MACACOS
João Eichbaum
Eu sou macaco. Felizmente, sou macaco. Se fosse outro tipo de ser, um ser
dotado de espírito, eu seria muito infeliz. Porque não me conformaria com as
injustiças do mundo. Não me conformaria com o desnível social: poucos com muito,
e muitos com pouco ou até nada. Não me conformaria com o desequilíbrio
estético: a Angelina Jolie com aquela beleza toda, despertando a paixão dos
machos de todo o mundo, e eu, feio e desengonçado, sem capacidade para atrair a
atenção de um mísera fêmea, uma só que fosse, caolha, capenga, de pernas
tortas. Não me conformaria com a desproporção de oportunidades: enquanto o
Rafael Moura, que não joga bosta nenhuma está jogando no Internacional, eu, com
tudo o que sei de futebol, não tenho chance nem como gandula da várzea.
Mas, felizmente, sou macaco, não preciso me preocupar com as injustiças,
quaisquer que elas sejam, porque tudo é macaco, todo mundo vai para o fundo de
uma cova, ou para a barriga de um tubarão, se cair no mar durante uma viagem de
avião ou de navio.
O que eu quero dizer é o seguinte: não se pode falar de injustiça porque
não existe ninguém administrando a nossa vida, a não ser os acasos.

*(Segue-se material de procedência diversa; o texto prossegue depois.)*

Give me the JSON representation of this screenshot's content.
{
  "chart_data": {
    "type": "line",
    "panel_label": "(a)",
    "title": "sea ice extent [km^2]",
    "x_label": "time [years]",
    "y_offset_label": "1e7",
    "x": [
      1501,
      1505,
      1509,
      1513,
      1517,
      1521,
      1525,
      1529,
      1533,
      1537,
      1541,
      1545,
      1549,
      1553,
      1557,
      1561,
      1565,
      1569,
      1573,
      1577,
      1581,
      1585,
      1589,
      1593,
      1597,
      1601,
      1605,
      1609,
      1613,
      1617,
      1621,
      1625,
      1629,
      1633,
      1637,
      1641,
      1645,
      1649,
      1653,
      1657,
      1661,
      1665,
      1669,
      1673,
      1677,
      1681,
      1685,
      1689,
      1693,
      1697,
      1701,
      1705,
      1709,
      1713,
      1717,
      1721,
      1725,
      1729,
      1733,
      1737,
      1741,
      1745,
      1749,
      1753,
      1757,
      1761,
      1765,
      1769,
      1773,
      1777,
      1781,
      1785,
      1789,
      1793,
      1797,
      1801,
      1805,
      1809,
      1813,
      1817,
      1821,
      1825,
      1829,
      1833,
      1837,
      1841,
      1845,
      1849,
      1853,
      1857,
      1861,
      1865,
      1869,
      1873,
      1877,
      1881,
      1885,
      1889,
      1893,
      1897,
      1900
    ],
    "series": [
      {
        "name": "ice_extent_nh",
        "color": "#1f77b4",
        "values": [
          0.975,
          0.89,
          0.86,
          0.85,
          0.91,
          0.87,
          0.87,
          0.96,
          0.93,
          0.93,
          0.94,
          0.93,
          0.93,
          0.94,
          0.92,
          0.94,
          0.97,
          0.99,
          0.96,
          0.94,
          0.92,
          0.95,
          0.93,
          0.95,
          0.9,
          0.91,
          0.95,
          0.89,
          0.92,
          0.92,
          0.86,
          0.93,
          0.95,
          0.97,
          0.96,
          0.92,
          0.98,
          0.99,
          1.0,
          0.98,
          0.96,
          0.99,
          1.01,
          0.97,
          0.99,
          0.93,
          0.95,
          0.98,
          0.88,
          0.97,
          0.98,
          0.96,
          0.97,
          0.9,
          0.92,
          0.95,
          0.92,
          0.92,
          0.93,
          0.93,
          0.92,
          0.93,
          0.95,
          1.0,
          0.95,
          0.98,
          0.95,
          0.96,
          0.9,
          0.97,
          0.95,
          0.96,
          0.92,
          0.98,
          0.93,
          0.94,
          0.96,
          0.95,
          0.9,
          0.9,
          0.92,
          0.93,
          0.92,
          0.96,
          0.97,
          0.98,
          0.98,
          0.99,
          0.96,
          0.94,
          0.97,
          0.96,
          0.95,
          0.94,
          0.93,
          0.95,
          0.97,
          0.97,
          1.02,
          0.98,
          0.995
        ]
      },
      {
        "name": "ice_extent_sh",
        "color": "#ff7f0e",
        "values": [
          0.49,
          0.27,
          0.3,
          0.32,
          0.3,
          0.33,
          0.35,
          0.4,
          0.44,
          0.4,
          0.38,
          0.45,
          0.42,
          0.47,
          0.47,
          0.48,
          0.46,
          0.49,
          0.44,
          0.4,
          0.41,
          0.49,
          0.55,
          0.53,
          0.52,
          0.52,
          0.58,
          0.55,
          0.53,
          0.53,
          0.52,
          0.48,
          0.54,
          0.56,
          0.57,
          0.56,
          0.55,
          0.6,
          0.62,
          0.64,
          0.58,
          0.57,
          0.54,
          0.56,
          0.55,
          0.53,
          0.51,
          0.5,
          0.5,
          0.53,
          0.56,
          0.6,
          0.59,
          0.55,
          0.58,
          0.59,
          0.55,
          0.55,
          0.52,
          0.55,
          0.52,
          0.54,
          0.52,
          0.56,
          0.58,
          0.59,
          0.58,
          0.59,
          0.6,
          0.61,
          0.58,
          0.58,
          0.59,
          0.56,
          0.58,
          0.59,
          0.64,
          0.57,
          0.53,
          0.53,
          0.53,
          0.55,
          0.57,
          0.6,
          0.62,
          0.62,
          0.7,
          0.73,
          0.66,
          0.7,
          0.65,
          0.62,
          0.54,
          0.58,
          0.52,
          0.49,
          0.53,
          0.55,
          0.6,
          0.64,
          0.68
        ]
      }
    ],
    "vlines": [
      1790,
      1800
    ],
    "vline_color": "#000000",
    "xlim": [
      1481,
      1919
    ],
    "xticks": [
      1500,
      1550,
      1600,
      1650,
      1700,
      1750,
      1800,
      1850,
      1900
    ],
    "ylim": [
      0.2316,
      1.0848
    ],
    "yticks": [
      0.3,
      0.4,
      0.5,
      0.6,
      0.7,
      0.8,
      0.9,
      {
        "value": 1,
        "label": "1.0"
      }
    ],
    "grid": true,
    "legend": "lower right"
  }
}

Isso posto, vamos ao que interessa. Uma velhinha de 72 anos, que depende
de andador para se locomover, foi condenada a quatro anos de prisão e terá que
pagar indenização a Karina Chiaretti, Suelen Meirelles e Alex Marques da Silva,
a R$ 28. 960,00 por cabeça, em razão de os ter chamados de “macacos”,
acrescentando que não gosta de negro, porque “negro é imundo, a entrada de
negros no shopping devia ser proibida” e que “odeia negros, negros são
favelados.”
A notícia do jornal não diz qual foi a reação dos ofendidos. Ao que tudo
indica, engoliram em seco, sem reação à altura, para garantir a indenização e o
castigo da velhinha.
Não precisa ser psicólogo para saber que a velhinha, mal das pernas e no
fim da vida, está de mal com o mundo, se
sente como a última das criaturas. Despeja sua raiva nos negros, porque os
brancos não iriam se ofender se ela os chamasse de brancos. Só o negro se
ofende, quando alguém se refere à cor de sua pele.
Se alguém chama a outrem de “corno”, por exemplo, o máximo que o ofendido
consegue é um processo lento, oneroso, que acaba não dando em nada porque o
ofensor não vai para a cadeia. Mesmo que a mulher do ofendido seja mais fiel do
que a Virgem Maria. Mas se um negro é chamado de negro, pobre do ofensor, não
tem perdão, vai para a cadeia.
O que é isso, minha gente? É justiça?
Por favor: isso é privilégio, é discriminação, porque os negros têm mais
direitos do que os brancos.
E é em nome dessa discriminação que se manda uma velhinha aleijada para a
cadeia e se engorda a conta bancária de quem tem o privilégio de ser negro e de
não ser macaco.
Nós, que pertencemos ao resto da humanidade, somos macacos e não temos
como provar que não o somos. Só eles, a Karina, a Suelen e o Alex não pertencem
à nossa espécie: eles não são macacos.